公害管理局が4月1日の大気汚染データを発表し、北部・東北部を中心に31県でPM2.5が環境基準を超過した。最悪はメーホンソン県パーイ郡で、濃度は「危険」レベルの赤色表示だ。
チェンマイ、チェンライ、ランパーン、ランプーン、メーホンソン、プレー、ナーン、パヤオの北部8県が軒並み基準超えだ。チェンマイは盆地の逆転層で「蓋をされた街」状態となり、AQIは205(深刻)を記録している。

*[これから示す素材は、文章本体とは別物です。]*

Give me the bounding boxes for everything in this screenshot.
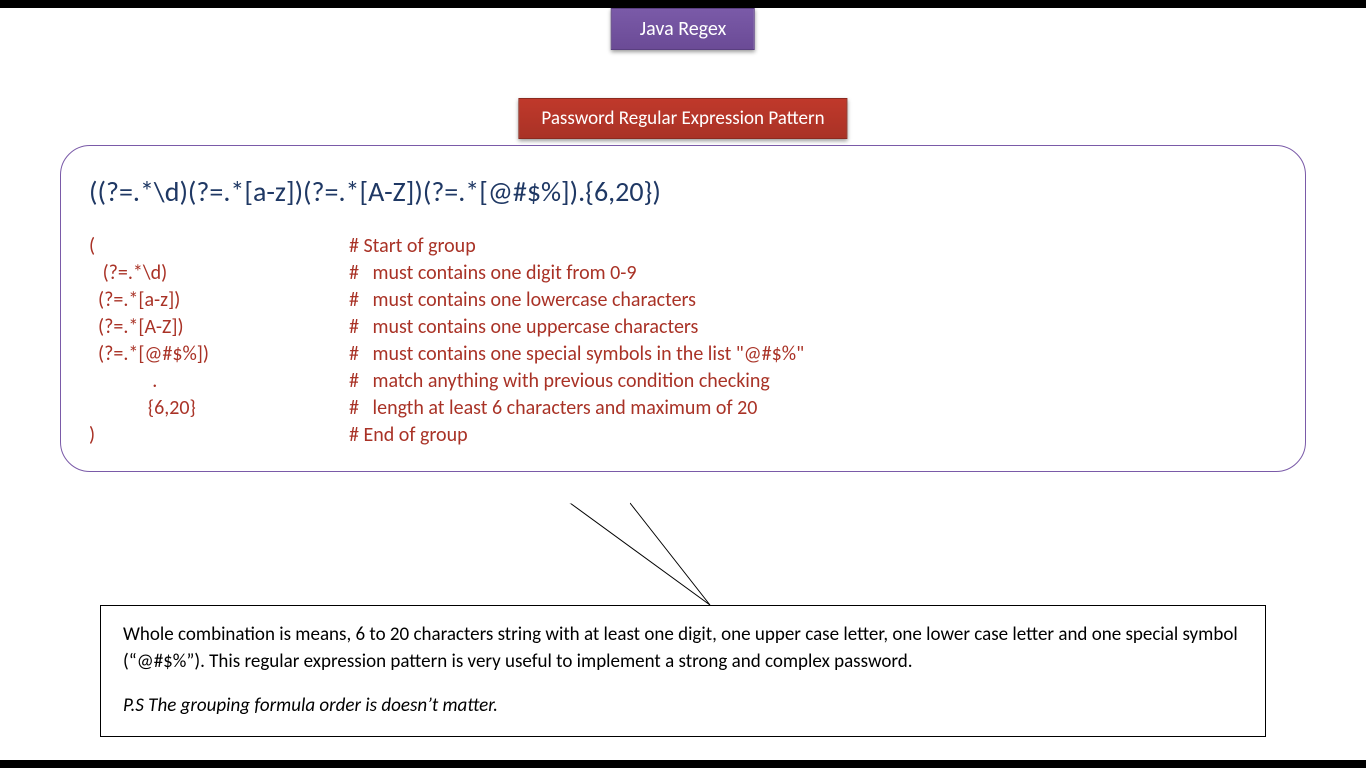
explanation-note: Whole combination is means, 6 to 20 char… <box>100 605 1266 737</box>
pattern-cell: {6,20} <box>89 395 349 422</box>
table-row: .# match anything with previous conditio… <box>89 368 1277 395</box>
pattern-cell: (?=.*\d) <box>89 260 349 287</box>
table-row: (?=.*[a-z])# must contains one lowercase… <box>89 287 1277 314</box>
table-row: (?=.*[A-Z])# must contains one uppercase… <box>89 314 1277 341</box>
table-row: )# End of group <box>89 422 1277 449</box>
bottom-border <box>0 760 1366 768</box>
regex-pattern: ((?=.*\d)(?=.*[a-z])(?=.*[A-Z])(?=.*[@#$… <box>89 174 1277 209</box>
pattern-cell: ( <box>89 233 349 260</box>
desc-cell: # Start of group <box>349 233 1277 260</box>
regex-explanation-table: (# Start of group (?=.*\d)# must contain… <box>89 233 1277 449</box>
desc-cell: # match anything with previous condition… <box>349 368 1277 395</box>
note-ps: P.S The grouping formula order is doesn’… <box>123 693 1243 720</box>
pattern-cell: ) <box>89 422 349 449</box>
regex-panel: ((?=.*\d)(?=.*[a-z])(?=.*[A-Z])(?=.*[@#$… <box>60 145 1306 472</box>
table-row: (?=.*\d)# must contains one digit from 0… <box>89 260 1277 287</box>
note-body: Whole combination is means, 6 to 20 char… <box>123 622 1243 675</box>
desc-cell: # End of group <box>349 422 1277 449</box>
speech-tail-icon <box>560 500 720 610</box>
pattern-cell: (?=.*[@#$%]) <box>89 341 349 368</box>
table-row: (?=.*[@#$%])# must contains one special … <box>89 341 1277 368</box>
pattern-cell: . <box>89 368 349 395</box>
pattern-cell: (?=.*[a-z]) <box>89 287 349 314</box>
desc-cell: # length at least 6 characters and maxim… <box>349 395 1277 422</box>
desc-cell: # must contains one uppercase characters <box>349 314 1277 341</box>
desc-cell: # must contains one lowercase characters <box>349 287 1277 314</box>
desc-cell: # must contains one special symbols in t… <box>349 341 1277 368</box>
desc-cell: # must contains one digit from 0-9 <box>349 260 1277 287</box>
top-border <box>0 0 1366 8</box>
table-row: (# Start of group <box>89 233 1277 260</box>
table-row: {6,20}# length at least 6 characters and… <box>89 395 1277 422</box>
pattern-cell: (?=.*[A-Z]) <box>89 314 349 341</box>
header-badge-subtitle: Password Regular Expression Pattern <box>518 98 847 139</box>
header-badge-topic: Java Regex <box>611 8 755 50</box>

東北部にも汚染が拡大し、コンケン、ウドンターニー、ナコンラーチャシーマーなどでも基準値を超えた。
メーホンソン県パーイ郡は山に囲まれた小さな盆地で、チェンマイ以上に空気が滞留しやすい地形だ。周辺の森林火災の煙が盆地に閉じ込められ、逃げ場がない。バックパッカーに人気の観光地だが、この時期の渡航は健康上のリスクが高い。
首相は知事に災害宣言の裁量権を付与し、内務省事務次官を現地に派遣して対応を急いでいる。だが90万ライの焼失面積に対して消火資源は圧倒的に不足しており、4月中旬の雨季入りまで根本的な改善は見込めない。
外出時のN95マスク着用と、屋内での空気清浄機の使用が強く推奨される。